Cuando una persona viaja con grandes sumas de dinero, en ningún momento se olvida de aquello que se le ha confiado, y lo cuida atentamente. Se nos ha entregado la posesión más valiosa que pueda haber en el mundo, el mensaje de vida y muerte. ¿Sentimos nuestra responsabilidad como Pablo cuando la llamó “el glorioso Evangelio del Dios bendito”? Es maravilloso que Dios haya puesto un don tan valioso en nuestras manos inexpertas. Lo ha hecho para que lo llevemos a la gente en sus casas, a los niños en sus hogares y en la escuela, y a los jóvenes que están perplejos. Quiere que lo llevemos a los hombres de negocio en sus oficinas, al agricultor en el campo, y al obrero en la fábrica. Quiere que lo llevemos a los enfermos y a los afligidos, a los que no pueden salir de su casa y a los encarcelados. Debemos llevarlo a las multitudes. Por eso se nos ha confiado el glorioso Evangelio.
Qué ocupación admirable es el ministerio. Nos confiere el privilegio de andar con Dios. ¿Qué otra ocupación más elevada o más noble podríamos tener?
Frank Laubach, el apóstol de los analfabetos de Oriente, dijo una vez ante un congreso misionero de Pennsylvania:
“No temo a los comunistas ni a los católicos. Temo a algunos protestantes que carecen de fuego y de visión —hombres que aquí comienzan a pensar que un proyecto que se traza sin todo el asesoramiento necesario podría resultar difícil, insólito o prematuro, o demasiado informal o demasiado grande. Las personas que se inclinan a frenar las cosas, a proceder con lentitud, pueden arruinar el programa de Dios. Vosotros los que tenéis poca fe, quitad el pie del freno. Dejad que Dios frene si no desea salvar a esas almas. ¿Quién oyó alguna vez que Dios nos impidió avanzar? Él está impaciente. Llora sobre nosotros como lloró sobre Jerusalén. No tenemos nada que temer a no ser al temor; porque no somos suficientemente buenos, entusiastas, elevados, osados y clarividentes, para esta magnífica hora. Temamos a la condición en la que estamos ahora. No somos suficientemente buenos para Dios. ¿Está Dios satisfecho con lo que nosotros llamamos adelanto? No dudéis que la respuesta de Dios sería: “¡No!”
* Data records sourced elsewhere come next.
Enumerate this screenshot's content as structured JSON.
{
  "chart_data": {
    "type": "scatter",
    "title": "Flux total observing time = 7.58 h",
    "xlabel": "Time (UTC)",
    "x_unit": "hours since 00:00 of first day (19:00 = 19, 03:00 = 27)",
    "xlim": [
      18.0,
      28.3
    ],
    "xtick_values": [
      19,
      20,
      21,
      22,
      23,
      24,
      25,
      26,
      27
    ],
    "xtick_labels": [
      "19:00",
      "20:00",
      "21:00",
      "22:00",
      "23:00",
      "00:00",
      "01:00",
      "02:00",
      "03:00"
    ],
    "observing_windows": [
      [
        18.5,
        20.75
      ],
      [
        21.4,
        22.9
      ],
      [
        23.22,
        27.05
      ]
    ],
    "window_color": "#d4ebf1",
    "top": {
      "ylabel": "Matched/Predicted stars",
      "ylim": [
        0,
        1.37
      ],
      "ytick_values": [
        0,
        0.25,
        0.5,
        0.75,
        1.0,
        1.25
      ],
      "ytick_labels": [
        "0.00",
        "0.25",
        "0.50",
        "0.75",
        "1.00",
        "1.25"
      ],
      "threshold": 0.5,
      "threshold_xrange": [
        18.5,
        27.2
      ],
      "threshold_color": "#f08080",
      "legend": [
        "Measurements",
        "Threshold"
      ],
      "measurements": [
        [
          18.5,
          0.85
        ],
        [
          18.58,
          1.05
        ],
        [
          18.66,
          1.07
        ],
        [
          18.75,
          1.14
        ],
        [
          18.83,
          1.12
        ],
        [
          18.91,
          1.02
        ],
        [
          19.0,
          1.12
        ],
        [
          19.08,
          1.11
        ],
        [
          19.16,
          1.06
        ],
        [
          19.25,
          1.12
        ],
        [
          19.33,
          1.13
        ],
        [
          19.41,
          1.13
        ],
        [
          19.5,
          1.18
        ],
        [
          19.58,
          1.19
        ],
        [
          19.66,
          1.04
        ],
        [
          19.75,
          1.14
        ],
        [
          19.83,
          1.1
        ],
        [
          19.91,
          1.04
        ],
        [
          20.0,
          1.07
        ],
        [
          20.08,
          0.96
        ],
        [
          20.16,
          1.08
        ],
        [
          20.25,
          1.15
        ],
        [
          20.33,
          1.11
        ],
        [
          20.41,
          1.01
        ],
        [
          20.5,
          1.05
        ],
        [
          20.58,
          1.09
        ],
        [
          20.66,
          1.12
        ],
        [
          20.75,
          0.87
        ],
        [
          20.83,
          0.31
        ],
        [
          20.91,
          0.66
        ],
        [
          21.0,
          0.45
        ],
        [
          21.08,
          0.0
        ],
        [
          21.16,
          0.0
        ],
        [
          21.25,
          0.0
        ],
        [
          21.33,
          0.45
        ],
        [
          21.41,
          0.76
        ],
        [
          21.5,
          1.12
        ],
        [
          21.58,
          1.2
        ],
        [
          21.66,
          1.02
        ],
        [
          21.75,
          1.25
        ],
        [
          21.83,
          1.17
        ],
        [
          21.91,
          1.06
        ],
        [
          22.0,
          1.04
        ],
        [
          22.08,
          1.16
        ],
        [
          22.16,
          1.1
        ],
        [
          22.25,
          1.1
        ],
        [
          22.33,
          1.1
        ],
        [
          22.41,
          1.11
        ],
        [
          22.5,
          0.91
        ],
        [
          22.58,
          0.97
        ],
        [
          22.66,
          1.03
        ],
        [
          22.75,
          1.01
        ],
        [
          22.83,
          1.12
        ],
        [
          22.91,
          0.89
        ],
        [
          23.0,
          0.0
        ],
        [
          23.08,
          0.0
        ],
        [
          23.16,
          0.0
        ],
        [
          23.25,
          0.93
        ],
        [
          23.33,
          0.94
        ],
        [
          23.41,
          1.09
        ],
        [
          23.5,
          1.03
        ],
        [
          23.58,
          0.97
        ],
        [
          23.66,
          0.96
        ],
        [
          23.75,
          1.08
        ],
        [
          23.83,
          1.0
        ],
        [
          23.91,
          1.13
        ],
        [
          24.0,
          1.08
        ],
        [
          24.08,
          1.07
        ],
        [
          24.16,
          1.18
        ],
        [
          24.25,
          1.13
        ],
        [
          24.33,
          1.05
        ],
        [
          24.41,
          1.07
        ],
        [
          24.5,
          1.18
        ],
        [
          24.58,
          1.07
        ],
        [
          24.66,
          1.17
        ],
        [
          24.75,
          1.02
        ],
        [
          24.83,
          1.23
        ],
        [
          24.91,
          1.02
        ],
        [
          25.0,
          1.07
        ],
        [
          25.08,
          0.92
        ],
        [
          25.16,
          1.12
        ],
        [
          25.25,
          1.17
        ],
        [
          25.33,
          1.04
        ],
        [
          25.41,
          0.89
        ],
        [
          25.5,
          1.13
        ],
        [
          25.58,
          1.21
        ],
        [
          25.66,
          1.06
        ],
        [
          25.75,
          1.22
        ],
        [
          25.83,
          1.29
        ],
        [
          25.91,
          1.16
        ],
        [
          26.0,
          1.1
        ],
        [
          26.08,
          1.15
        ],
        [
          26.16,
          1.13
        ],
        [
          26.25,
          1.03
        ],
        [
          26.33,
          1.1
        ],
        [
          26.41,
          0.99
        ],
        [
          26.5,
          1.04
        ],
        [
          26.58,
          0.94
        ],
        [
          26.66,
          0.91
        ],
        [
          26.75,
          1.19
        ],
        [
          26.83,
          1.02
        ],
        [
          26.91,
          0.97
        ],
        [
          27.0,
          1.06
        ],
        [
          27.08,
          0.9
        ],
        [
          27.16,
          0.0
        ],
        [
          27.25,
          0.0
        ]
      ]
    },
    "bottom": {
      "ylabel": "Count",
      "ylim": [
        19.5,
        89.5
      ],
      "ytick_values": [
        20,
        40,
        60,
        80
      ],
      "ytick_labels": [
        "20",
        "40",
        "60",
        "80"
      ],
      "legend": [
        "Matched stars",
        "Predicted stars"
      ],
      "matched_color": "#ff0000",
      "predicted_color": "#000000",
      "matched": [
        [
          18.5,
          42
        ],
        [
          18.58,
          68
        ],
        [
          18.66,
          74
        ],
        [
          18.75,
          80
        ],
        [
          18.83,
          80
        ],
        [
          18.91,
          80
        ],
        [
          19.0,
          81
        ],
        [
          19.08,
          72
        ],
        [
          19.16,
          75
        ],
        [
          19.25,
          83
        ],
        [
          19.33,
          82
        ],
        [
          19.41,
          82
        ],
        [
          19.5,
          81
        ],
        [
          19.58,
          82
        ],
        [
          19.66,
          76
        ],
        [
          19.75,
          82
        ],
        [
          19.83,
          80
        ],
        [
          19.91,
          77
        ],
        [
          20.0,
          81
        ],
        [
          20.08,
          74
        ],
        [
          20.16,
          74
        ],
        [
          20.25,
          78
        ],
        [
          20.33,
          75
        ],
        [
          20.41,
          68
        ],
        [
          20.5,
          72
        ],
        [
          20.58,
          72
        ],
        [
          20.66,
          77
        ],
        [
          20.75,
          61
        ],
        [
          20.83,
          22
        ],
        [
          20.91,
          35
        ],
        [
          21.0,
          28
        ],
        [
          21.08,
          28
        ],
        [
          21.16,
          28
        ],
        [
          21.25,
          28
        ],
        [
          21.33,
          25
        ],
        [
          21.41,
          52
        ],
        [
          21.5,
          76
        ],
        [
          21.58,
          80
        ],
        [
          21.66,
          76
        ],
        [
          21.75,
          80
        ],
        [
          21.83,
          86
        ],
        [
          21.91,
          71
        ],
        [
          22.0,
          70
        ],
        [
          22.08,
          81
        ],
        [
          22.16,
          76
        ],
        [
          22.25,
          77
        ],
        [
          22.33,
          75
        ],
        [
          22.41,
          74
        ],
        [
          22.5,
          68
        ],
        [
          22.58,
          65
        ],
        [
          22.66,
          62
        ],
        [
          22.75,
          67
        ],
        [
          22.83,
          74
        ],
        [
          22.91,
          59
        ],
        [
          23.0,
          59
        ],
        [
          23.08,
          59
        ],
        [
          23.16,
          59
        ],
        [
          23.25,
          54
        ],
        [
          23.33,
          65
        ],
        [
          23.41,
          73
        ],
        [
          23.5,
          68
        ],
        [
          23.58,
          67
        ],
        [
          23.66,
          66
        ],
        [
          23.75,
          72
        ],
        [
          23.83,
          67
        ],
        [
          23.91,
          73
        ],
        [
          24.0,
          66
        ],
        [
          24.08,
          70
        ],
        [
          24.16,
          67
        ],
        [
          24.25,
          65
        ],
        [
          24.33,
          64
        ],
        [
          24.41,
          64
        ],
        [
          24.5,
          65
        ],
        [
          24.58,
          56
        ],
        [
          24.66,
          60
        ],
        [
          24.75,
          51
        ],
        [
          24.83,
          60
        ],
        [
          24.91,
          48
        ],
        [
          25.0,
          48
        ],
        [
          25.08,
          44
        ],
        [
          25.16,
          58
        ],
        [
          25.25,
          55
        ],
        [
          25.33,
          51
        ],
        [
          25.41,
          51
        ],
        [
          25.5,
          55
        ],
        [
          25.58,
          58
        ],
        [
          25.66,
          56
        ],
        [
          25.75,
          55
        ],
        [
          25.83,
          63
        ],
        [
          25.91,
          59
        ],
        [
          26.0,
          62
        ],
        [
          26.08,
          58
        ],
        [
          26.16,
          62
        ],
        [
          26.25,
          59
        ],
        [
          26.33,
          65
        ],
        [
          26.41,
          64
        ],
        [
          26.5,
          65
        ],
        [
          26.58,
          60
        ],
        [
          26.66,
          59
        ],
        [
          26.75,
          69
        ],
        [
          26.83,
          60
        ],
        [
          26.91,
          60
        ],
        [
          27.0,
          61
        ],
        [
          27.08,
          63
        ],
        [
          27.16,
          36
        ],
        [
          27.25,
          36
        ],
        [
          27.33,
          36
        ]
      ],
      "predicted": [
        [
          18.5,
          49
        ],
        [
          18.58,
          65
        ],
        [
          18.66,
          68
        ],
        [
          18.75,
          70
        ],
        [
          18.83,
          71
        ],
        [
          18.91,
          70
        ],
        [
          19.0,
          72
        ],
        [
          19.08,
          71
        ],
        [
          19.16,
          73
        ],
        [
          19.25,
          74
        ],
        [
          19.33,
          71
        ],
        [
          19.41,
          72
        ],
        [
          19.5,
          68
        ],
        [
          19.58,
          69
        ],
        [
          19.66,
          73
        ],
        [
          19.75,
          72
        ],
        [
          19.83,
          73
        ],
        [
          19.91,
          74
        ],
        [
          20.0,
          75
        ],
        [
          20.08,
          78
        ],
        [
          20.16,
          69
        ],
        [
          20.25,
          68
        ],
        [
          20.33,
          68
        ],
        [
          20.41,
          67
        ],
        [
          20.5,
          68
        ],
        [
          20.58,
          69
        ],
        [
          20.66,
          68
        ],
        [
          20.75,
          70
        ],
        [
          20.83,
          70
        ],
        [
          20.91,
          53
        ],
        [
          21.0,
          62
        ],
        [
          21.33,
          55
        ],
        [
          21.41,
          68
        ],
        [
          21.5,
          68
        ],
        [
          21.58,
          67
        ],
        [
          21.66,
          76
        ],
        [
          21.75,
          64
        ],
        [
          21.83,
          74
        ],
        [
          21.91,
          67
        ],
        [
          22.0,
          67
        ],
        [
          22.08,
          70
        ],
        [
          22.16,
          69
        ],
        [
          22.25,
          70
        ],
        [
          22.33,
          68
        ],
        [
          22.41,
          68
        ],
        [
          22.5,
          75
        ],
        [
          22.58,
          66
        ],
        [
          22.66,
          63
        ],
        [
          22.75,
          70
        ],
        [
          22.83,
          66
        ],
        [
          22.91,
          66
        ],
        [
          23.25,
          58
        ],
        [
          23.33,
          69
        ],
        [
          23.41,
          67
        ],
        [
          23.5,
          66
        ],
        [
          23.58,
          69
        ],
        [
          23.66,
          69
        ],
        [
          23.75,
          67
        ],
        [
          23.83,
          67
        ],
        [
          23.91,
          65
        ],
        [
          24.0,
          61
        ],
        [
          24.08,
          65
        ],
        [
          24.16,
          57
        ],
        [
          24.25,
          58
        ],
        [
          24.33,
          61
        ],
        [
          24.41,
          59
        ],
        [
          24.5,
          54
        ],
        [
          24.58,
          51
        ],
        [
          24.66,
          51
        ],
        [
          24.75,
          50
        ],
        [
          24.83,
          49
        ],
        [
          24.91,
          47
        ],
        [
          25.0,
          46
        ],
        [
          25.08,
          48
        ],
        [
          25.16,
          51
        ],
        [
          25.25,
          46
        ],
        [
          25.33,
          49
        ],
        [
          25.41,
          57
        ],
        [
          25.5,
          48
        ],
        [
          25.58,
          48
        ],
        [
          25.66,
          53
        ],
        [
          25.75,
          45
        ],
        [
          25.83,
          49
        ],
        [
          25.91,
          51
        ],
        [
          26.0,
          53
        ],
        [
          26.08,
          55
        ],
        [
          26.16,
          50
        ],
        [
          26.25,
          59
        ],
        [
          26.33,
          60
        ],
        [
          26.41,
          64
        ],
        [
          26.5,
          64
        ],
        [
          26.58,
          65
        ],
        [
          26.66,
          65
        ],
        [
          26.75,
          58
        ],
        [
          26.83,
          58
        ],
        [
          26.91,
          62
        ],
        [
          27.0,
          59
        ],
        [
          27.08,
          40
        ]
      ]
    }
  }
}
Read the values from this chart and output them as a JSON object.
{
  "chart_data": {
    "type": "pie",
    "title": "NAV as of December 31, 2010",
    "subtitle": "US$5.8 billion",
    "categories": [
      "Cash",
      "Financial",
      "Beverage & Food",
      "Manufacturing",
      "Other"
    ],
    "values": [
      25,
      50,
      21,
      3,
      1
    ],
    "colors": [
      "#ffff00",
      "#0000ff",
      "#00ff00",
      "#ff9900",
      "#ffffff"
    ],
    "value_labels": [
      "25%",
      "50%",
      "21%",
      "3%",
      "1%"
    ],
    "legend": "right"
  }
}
Es admirable cuando el ministro camina al mismo paso que Dios, y no se queda atrás ni se adelanta. Si quiere tener éxito, debe reconocer la importancia de esto en su ocupación. La ocupación del ministro es semejante a la del cuidador de un faro. Debe mantener la iglesia encendida por Dios.
Debemos recordar que el poder de la iglesia no está en su organización o en sus finanzas —aunque esto sea importante—, sino en su culto y en su testimonio. Esto se manifiesta en el valor, la fe y el carácter de sus miembros. Y la tarea del ministro consiste en introducir estos atributos en las vidas de aquellos de quienes es responsable.
Quiera Dios ayudarnos como ministros a repasar el significado de nuestra ocupación. Asegurémonos de que nuestras herramientas están bien afiladas a fin de que honremos nuestra profesión, a Dios y a los hombres.